The war in Ukraine has rocked the meticulous planning of the Lviv Philharmonic’s annual summer music festival for four decades. But for musicians and audiences, the show must go on.
Although the space — a Baroque, pastel-colored room in western Ukraine — became a coordination site for humanitarian supplies during the war, it has remained a home to musicians and choirs. Instead of playing uplifting music during the festival’s first performance, the orchestra decided to open this spring with Mozart’s Requiem.
The concert, which was performed Friday night, was a tribute to the Ukrainians lost in three months of war.
“This is now a place for medicine – for body and soul,” said Liliia Svystovych, a teacher in the audience. “We understand that a requiem is about mourning, that it is sad music.
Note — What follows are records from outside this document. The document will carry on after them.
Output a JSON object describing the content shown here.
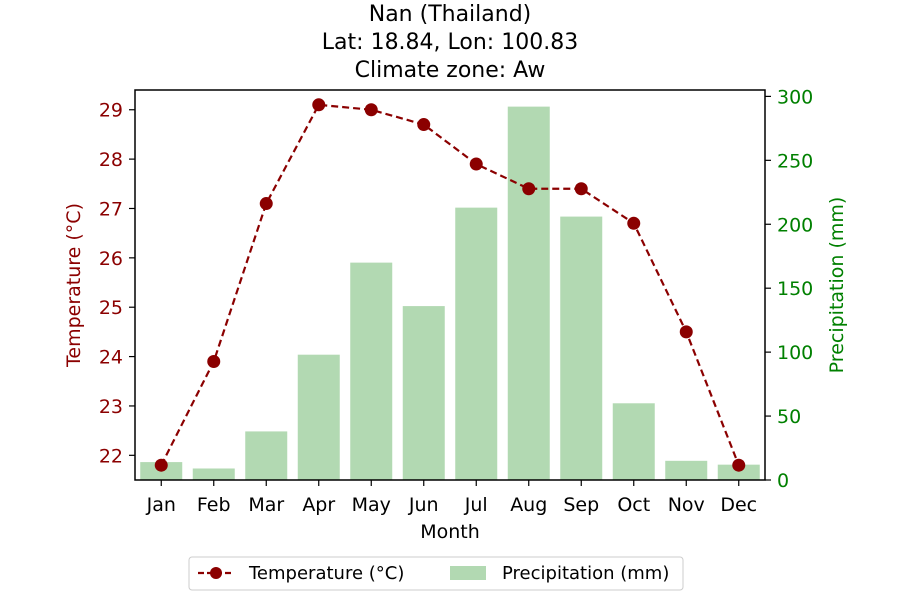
{
  "chart_data": {
    "type": "bar+line",
    "title_lines": [
      "Nan (Thailand)",
      "Lat: 18.84, Lon: 100.83",
      "Climate zone: Aw"
    ],
    "xlabel": "Month",
    "ylabel_left": "Temperature (°C)",
    "ylabel_right": "Precipitation (mm)",
    "categories": [
      "Jan",
      "Feb",
      "Mar",
      "Apr",
      "May",
      "Jun",
      "Jul",
      "Aug",
      "Sep",
      "Oct",
      "Nov",
      "Dec"
    ],
    "series": [
      {
        "name": "Temperature (°C)",
        "kind": "line",
        "axis": "left",
        "color": "#8b0000",
        "values": [
          21.8,
          23.9,
          27.1,
          29.1,
          29.0,
          28.7,
          27.9,
          27.4,
          27.4,
          26.7,
          24.5,
          21.8
        ]
      },
      {
        "name": "Precipitation (mm)",
        "kind": "bar",
        "axis": "right",
        "color": "#b2d9b2",
        "values": [
          14,
          9,
          38,
          98,
          170,
          136,
          213,
          292,
          206,
          60,
          15,
          12
        ]
      }
    ],
    "ylim_left": [
      21.5,
      29.4
    ],
    "yticks_left": [
      22,
      23,
      24,
      25,
      26,
      27,
      28,
      29
    ],
    "ylim_right": [
      0,
      305
    ],
    "yticks_right": [
      0,
      50,
      100,
      150,
      200,
      250,
      300
    ],
    "left_axis_color": "#8b0000",
    "right_axis_color": "#008000",
    "grid": false,
    "legend_position": "bottom-center"
  }
}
But it’s like a prayer. And a prayer is always a form of hope.”
About an hour before the concert started, air-raid sirens started blaring.
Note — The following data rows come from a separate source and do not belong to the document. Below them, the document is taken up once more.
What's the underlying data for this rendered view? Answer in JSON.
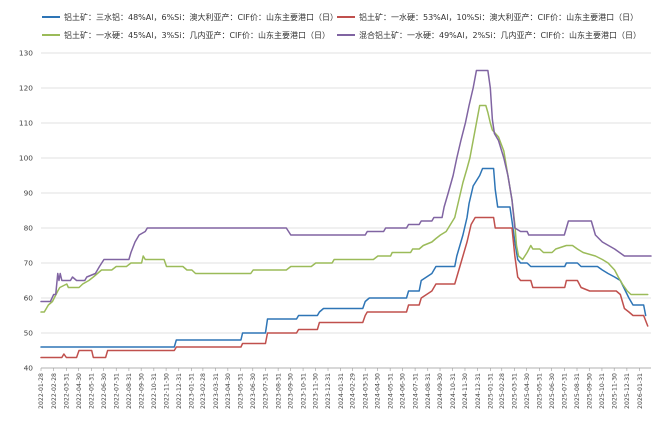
{
  "chart_data": {
    "type": "line",
    "title": "",
    "xlabel": "",
    "ylabel": "",
    "ylim": [
      40,
      130
    ],
    "yticks": [
      40,
      50,
      60,
      70,
      80,
      90,
      100,
      110,
      120,
      130
    ],
    "grid": "horizontal",
    "legend_position": "top",
    "x_range": [
      "2022-01-28",
      "2026-02-28"
    ],
    "x_ticks": [
      "2022-01-28",
      "2022-02-28",
      "2022-03-31",
      "2022-04-30",
      "2022-05-31",
      "2022-06-30",
      "2022-07-31",
      "2022-08-31",
      "2022-09-30",
      "2022-10-31",
      "2022-11-30",
      "2022-12-31",
      "2023-01-31",
      "2023-02-28",
      "2023-03-31",
      "2023-04-30",
      "2023-05-31",
      "2023-06-30",
      "2023-07-31",
      "2023-08-31",
      "2023-09-30",
      "2023-10-31",
      "2023-11-30",
      "2023-12-31",
      "2024-01-31",
      "2024-02-29",
      "2024-03-31",
      "2024-04-30",
      "2024-05-31",
      "2024-06-30",
      "2024-07-31",
      "2024-08-31",
      "2024-09-30",
      "2024-10-31",
      "2024-11-30",
      "2024-12-31",
      "2025-01-31",
      "2025-02-28",
      "2025-03-31",
      "2025-04-30",
      "2025-05-31",
      "2025-06-30",
      "2025-07-31",
      "2025-08-31",
      "2025-09-30",
      "2025-10-31",
      "2025-11-30",
      "2025-12-31",
      "2026-01-31"
    ],
    "series": [
      {
        "name": "铝土矿：三水铝：48%Al，6%Si：澳大利亚产：CIF价：山东主要港口（日）",
        "color": "#2e75b6",
        "points": [
          [
            "2022-01-28",
            46
          ],
          [
            "2022-12-20",
            46
          ],
          [
            "2022-12-25",
            48
          ],
          [
            "2023-06-01",
            48
          ],
          [
            "2023-06-05",
            50
          ],
          [
            "2023-07-31",
            50
          ],
          [
            "2023-08-05",
            54
          ],
          [
            "2023-10-15",
            54
          ],
          [
            "2023-10-20",
            55
          ],
          [
            "2023-12-05",
            55
          ],
          [
            "2023-12-10",
            56
          ],
          [
            "2023-12-20",
            57
          ],
          [
            "2024-03-25",
            57
          ],
          [
            "2024-03-31",
            59
          ],
          [
            "2024-04-10",
            60
          ],
          [
            "2024-07-10",
            60
          ],
          [
            "2024-07-15",
            62
          ],
          [
            "2024-08-10",
            62
          ],
          [
            "2024-08-15",
            65
          ],
          [
            "2024-09-10",
            67
          ],
          [
            "2024-09-20",
            69
          ],
          [
            "2024-11-05",
            69
          ],
          [
            "2024-11-10",
            72
          ],
          [
            "2024-11-25",
            78
          ],
          [
            "2024-12-05",
            83
          ],
          [
            "2024-12-10",
            87
          ],
          [
            "2024-12-20",
            92
          ],
          [
            "2025-01-05",
            95
          ],
          [
            "2025-01-12",
            97
          ],
          [
            "2025-02-08",
            97
          ],
          [
            "2025-02-12",
            91
          ],
          [
            "2025-02-18",
            86
          ],
          [
            "2025-03-20",
            86
          ],
          [
            "2025-03-25",
            82
          ],
          [
            "2025-04-01",
            76
          ],
          [
            "2025-04-08",
            71
          ],
          [
            "2025-04-15",
            70
          ],
          [
            "2025-05-01",
            70
          ],
          [
            "2025-05-10",
            69
          ],
          [
            "2025-08-01",
            69
          ],
          [
            "2025-08-05",
            70
          ],
          [
            "2025-09-01",
            70
          ],
          [
            "2025-09-10",
            69
          ],
          [
            "2025-10-20",
            69
          ],
          [
            "2025-11-01",
            68
          ],
          [
            "2025-11-15",
            67
          ],
          [
            "2025-12-01",
            66
          ],
          [
            "2025-12-15",
            65
          ],
          [
            "2026-01-05",
            60
          ],
          [
            "2026-01-15",
            58
          ],
          [
            "2026-02-10",
            58
          ],
          [
            "2026-02-15",
            55
          ]
        ]
      },
      {
        "name": "铝土矿：一水硬：53%Al，10%Si：澳大利亚产：CIF价：山东主要港口（日）",
        "color": "#c0504d",
        "points": [
          [
            "2022-01-28",
            43
          ],
          [
            "2022-03-20",
            43
          ],
          [
            "2022-03-25",
            44
          ],
          [
            "2022-03-31",
            43
          ],
          [
            "2022-04-25",
            43
          ],
          [
            "2022-05-01",
            45
          ],
          [
            "2022-06-01",
            45
          ],
          [
            "2022-06-05",
            43
          ],
          [
            "2022-07-05",
            43
          ],
          [
            "2022-07-10",
            45
          ],
          [
            "2022-12-20",
            45
          ],
          [
            "2022-12-25",
            46
          ],
          [
            "2023-06-01",
            46
          ],
          [
            "2023-06-05",
            47
          ],
          [
            "2023-07-31",
            47
          ],
          [
            "2023-08-05",
            50
          ],
          [
            "2023-10-15",
            50
          ],
          [
            "2023-10-20",
            51
          ],
          [
            "2023-12-05",
            51
          ],
          [
            "2023-12-10",
            53
          ],
          [
            "2024-03-25",
            53
          ],
          [
            "2024-03-31",
            55
          ],
          [
            "2024-04-05",
            56
          ],
          [
            "2024-07-10",
            56
          ],
          [
            "2024-07-15",
            58
          ],
          [
            "2024-08-10",
            58
          ],
          [
            "2024-08-15",
            60
          ],
          [
            "2024-09-10",
            62
          ],
          [
            "2024-09-20",
            64
          ],
          [
            "2024-11-05",
            64
          ],
          [
            "2024-11-10",
            66
          ],
          [
            "2024-11-20",
            70
          ],
          [
            "2024-12-05",
            76
          ],
          [
            "2024-12-15",
            81
          ],
          [
            "2024-12-25",
            83
          ],
          [
            "2025-02-08",
            83
          ],
          [
            "2025-02-12",
            80
          ],
          [
            "2025-03-25",
            80
          ],
          [
            "2025-04-01",
            72
          ],
          [
            "2025-04-08",
            66
          ],
          [
            "2025-04-15",
            65
          ],
          [
            "2025-05-10",
            65
          ],
          [
            "2025-05-15",
            63
          ],
          [
            "2025-08-01",
            63
          ],
          [
            "2025-08-05",
            65
          ],
          [
            "2025-09-01",
            65
          ],
          [
            "2025-09-10",
            63
          ],
          [
            "2025-10-01",
            62
          ],
          [
            "2025-12-05",
            62
          ],
          [
            "2025-12-15",
            61
          ],
          [
            "2025-12-25",
            57
          ],
          [
            "2026-01-05",
            56
          ],
          [
            "2026-01-15",
            55
          ],
          [
            "2026-02-10",
            55
          ],
          [
            "2026-02-20",
            52
          ]
        ]
      },
      {
        "name": "铝土矿：一水硬：45%Al，3%Si：几内亚产：CIF价：山东主要港口（日）",
        "color": "#9bbb59",
        "points": [
          [
            "2022-01-28",
            56
          ],
          [
            "2022-02-05",
            56
          ],
          [
            "2022-02-10",
            57
          ],
          [
            "2022-02-15",
            58
          ],
          [
            "2022-02-25",
            59
          ],
          [
            "2022-03-10",
            62
          ],
          [
            "2022-03-15",
            63
          ],
          [
            "2022-04-01",
            64
          ],
          [
            "2022-04-05",
            63
          ],
          [
            "2022-05-01",
            63
          ],
          [
            "2022-05-10",
            64
          ],
          [
            "2022-05-25",
            65
          ],
          [
            "2022-06-05",
            66
          ],
          [
            "2022-06-15",
            67
          ],
          [
            "2022-06-25",
            68
          ],
          [
            "2022-07-20",
            68
          ],
          [
            "2022-07-31",
            69
          ],
          [
            "2022-08-25",
            69
          ],
          [
            "2022-09-05",
            70
          ],
          [
            "2022-10-01",
            70
          ],
          [
            "2022-10-05",
            72
          ],
          [
            "2022-10-10",
            71
          ],
          [
            "2022-11-25",
            71
          ],
          [
            "2022-12-01",
            69
          ],
          [
            "2023-01-10",
            69
          ],
          [
            "2023-01-20",
            68
          ],
          [
            "2023-02-01",
            68
          ],
          [
            "2023-02-10",
            67
          ],
          [
            "2023-06-25",
            67
          ],
          [
            "2023-07-01",
            68
          ],
          [
            "2023-09-20",
            68
          ],
          [
            "2023-10-01",
            69
          ],
          [
            "2023-11-20",
            69
          ],
          [
            "2023-12-01",
            70
          ],
          [
            "2024-01-10",
            70
          ],
          [
            "2024-01-15",
            71
          ],
          [
            "2024-04-20",
            71
          ],
          [
            "2024-05-01",
            72
          ],
          [
            "2024-06-01",
            72
          ],
          [
            "2024-06-05",
            73
          ],
          [
            "2024-07-20",
            73
          ],
          [
            "2024-07-25",
            74
          ],
          [
            "2024-08-10",
            74
          ],
          [
            "2024-08-20",
            75
          ],
          [
            "2024-09-10",
            76
          ],
          [
            "2024-09-20",
            77
          ],
          [
            "2024-10-01",
            78
          ],
          [
            "2024-10-15",
            79
          ],
          [
            "2024-11-05",
            83
          ],
          [
            "2024-11-15",
            88
          ],
          [
            "2024-11-25",
            93
          ],
          [
            "2024-12-05",
            97
          ],
          [
            "2024-12-12",
            100
          ],
          [
            "2024-12-20",
            105
          ],
          [
            "2024-12-28",
            110
          ],
          [
            "2025-01-05",
            115
          ],
          [
            "2025-01-20",
            115
          ],
          [
            "2025-01-25",
            113
          ],
          [
            "2025-01-31",
            110
          ],
          [
            "2025-02-05",
            108
          ],
          [
            "2025-02-20",
            106
          ],
          [
            "2025-03-05",
            102
          ],
          [
            "2025-03-15",
            95
          ],
          [
            "2025-03-25",
            88
          ],
          [
            "2025-04-01",
            81
          ],
          [
            "2025-04-05",
            75
          ],
          [
            "2025-04-10",
            72
          ],
          [
            "2025-04-20",
            71
          ],
          [
            "2025-05-01",
            73
          ],
          [
            "2025-05-10",
            75
          ],
          [
            "2025-05-15",
            74
          ],
          [
            "2025-06-01",
            74
          ],
          [
            "2025-06-10",
            73
          ],
          [
            "2025-07-01",
            73
          ],
          [
            "2025-07-10",
            74
          ],
          [
            "2025-08-05",
            75
          ],
          [
            "2025-08-20",
            75
          ],
          [
            "2025-09-01",
            74
          ],
          [
            "2025-09-15",
            73
          ],
          [
            "2025-10-15",
            72
          ],
          [
            "2025-11-01",
            71
          ],
          [
            "2025-11-15",
            70
          ],
          [
            "2025-12-01",
            68
          ],
          [
            "2025-12-10",
            66
          ],
          [
            "2025-12-20",
            64
          ],
          [
            "2026-01-01",
            62
          ],
          [
            "2026-01-10",
            61
          ],
          [
            "2026-02-20",
            61
          ]
        ]
      },
      {
        "name": "混合铝土矿：一水硬：49%Al，2%Si：几内亚产：CIF价：山东主要港口（日）",
        "color": "#8064a2",
        "points": [
          [
            "2022-01-28",
            59
          ],
          [
            "2022-02-20",
            59
          ],
          [
            "2022-02-28",
            61
          ],
          [
            "2022-03-05",
            61
          ],
          [
            "2022-03-10",
            67
          ],
          [
            "2022-03-13",
            65
          ],
          [
            "2022-03-16",
            67
          ],
          [
            "2022-03-20",
            65
          ],
          [
            "2022-04-10",
            65
          ],
          [
            "2022-04-15",
            66
          ],
          [
            "2022-04-25",
            65
          ],
          [
            "2022-05-15",
            65
          ],
          [
            "2022-05-20",
            66
          ],
          [
            "2022-06-10",
            67
          ],
          [
            "2022-06-20",
            69
          ],
          [
            "2022-07-01",
            71
          ],
          [
            "2022-08-31",
            71
          ],
          [
            "2022-09-05",
            73
          ],
          [
            "2022-09-15",
            76
          ],
          [
            "2022-09-25",
            78
          ],
          [
            "2022-10-10",
            79
          ],
          [
            "2022-10-15",
            80
          ],
          [
            "2023-09-20",
            80
          ],
          [
            "2023-10-01",
            78
          ],
          [
            "2024-03-31",
            78
          ],
          [
            "2024-04-05",
            79
          ],
          [
            "2024-05-15",
            79
          ],
          [
            "2024-05-20",
            80
          ],
          [
            "2024-07-10",
            80
          ],
          [
            "2024-07-15",
            81
          ],
          [
            "2024-08-10",
            81
          ],
          [
            "2024-08-15",
            82
          ],
          [
            "2024-09-10",
            82
          ],
          [
            "2024-09-15",
            83
          ],
          [
            "2024-10-05",
            83
          ],
          [
            "2024-10-10",
            86
          ],
          [
            "2024-10-20",
            90
          ],
          [
            "2024-11-01",
            95
          ],
          [
            "2024-11-10",
            100
          ],
          [
            "2024-11-20",
            105
          ],
          [
            "2024-12-01",
            110
          ],
          [
            "2024-12-10",
            115
          ],
          [
            "2024-12-20",
            120
          ],
          [
            "2024-12-28",
            125
          ],
          [
            "2025-01-25",
            125
          ],
          [
            "2025-01-31",
            120
          ],
          [
            "2025-02-05",
            111
          ],
          [
            "2025-02-10",
            107
          ],
          [
            "2025-02-20",
            105
          ],
          [
            "2025-03-05",
            100
          ],
          [
            "2025-03-15",
            95
          ],
          [
            "2025-03-25",
            88
          ],
          [
            "2025-04-01",
            80
          ],
          [
            "2025-04-15",
            79
          ],
          [
            "2025-05-01",
            79
          ],
          [
            "2025-05-05",
            78
          ],
          [
            "2025-07-31",
            78
          ],
          [
            "2025-08-05",
            80
          ],
          [
            "2025-08-10",
            82
          ],
          [
            "2025-10-05",
            82
          ],
          [
            "2025-10-15",
            78
          ],
          [
            "2025-11-01",
            76
          ],
          [
            "2025-12-01",
            74
          ],
          [
            "2025-12-25",
            72
          ],
          [
            "2026-02-28",
            72
          ]
        ]
      }
    ]
  }
}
Iolanta Pryshlyak, the director of Lviv’s International Symphony Orchestra, prepared to postpone the concert until everything was clear. While waiting in a back room where doctors packed medical supplies, she took calls from volunteers bringing aid to the Ukraine-fought east.
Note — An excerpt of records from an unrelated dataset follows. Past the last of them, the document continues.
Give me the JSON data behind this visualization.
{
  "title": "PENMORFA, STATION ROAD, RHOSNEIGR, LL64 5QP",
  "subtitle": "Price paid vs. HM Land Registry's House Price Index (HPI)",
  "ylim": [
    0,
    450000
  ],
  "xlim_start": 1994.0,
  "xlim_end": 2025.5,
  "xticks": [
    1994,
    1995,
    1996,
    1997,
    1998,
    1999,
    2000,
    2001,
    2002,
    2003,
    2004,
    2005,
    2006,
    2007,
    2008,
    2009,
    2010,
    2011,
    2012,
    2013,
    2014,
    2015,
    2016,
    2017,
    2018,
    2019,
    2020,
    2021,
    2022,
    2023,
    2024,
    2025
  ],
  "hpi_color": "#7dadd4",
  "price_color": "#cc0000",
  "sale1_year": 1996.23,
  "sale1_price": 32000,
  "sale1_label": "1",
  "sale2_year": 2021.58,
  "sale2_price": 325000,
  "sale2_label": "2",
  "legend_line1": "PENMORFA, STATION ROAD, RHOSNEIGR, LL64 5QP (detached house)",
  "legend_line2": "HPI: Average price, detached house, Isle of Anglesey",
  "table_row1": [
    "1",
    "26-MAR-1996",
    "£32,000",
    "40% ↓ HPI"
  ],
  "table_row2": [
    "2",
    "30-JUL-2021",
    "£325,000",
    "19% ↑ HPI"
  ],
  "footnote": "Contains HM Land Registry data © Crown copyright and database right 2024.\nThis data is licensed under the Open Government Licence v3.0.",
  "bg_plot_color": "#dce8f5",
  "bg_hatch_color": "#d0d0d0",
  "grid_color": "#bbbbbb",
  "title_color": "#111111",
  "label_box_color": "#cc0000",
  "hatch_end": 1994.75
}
Ms. Pryshlyak, 59, is now not only the conductor of the orchestra. Since the invasion began, she has also directed the flow of supplies passing through the theater on their way to the front lines of the war. It is her base of operations for both jobs.
She’d been up since 4 a.m. and she was tired: “I’m just running on autopilot.”
Still, she was looking forward to an evening full of music. “War makes your heart like a stone,” she said. “But music can soften the weather.”
Downstairs, the orchestra’s conductor, Volodymyr Syvokhip, donned a suit in his office while a baritone soloist sang arpeggios in a nearby room.
For weeks, performers had rehearsed between towers of humanitarian aid chests as volunteers and doctors organized supplies all around them. Sometimes the musicians helped the rescuers. And sometimes the medics stopped their work to listen to them play.
“We support each other in one way or another because of this,” Mr Syvokhip said with a smile.
When he took the stage, Mr. Syvokhip told the audience that while air-raid sirens were sounding in Lviv, a bomb in the eastern region of Kharkov had reduced a cultural center to rubble, and with it the local theater.
When the requiem ended, the members of the orchestra and their audience were in tears.
“The sound of those alarms and sirens combined in our heads with the conductor’s words, and we understood why musicians shouldn’t be silent,” said Natalia Dub, director of a local academy.
She’d taken as much care of her appearance this year as she had the summer festivals before, wearing red lipstick and a pearl necklace.
“We have to come here,” she said. “This is where we need to be the most.”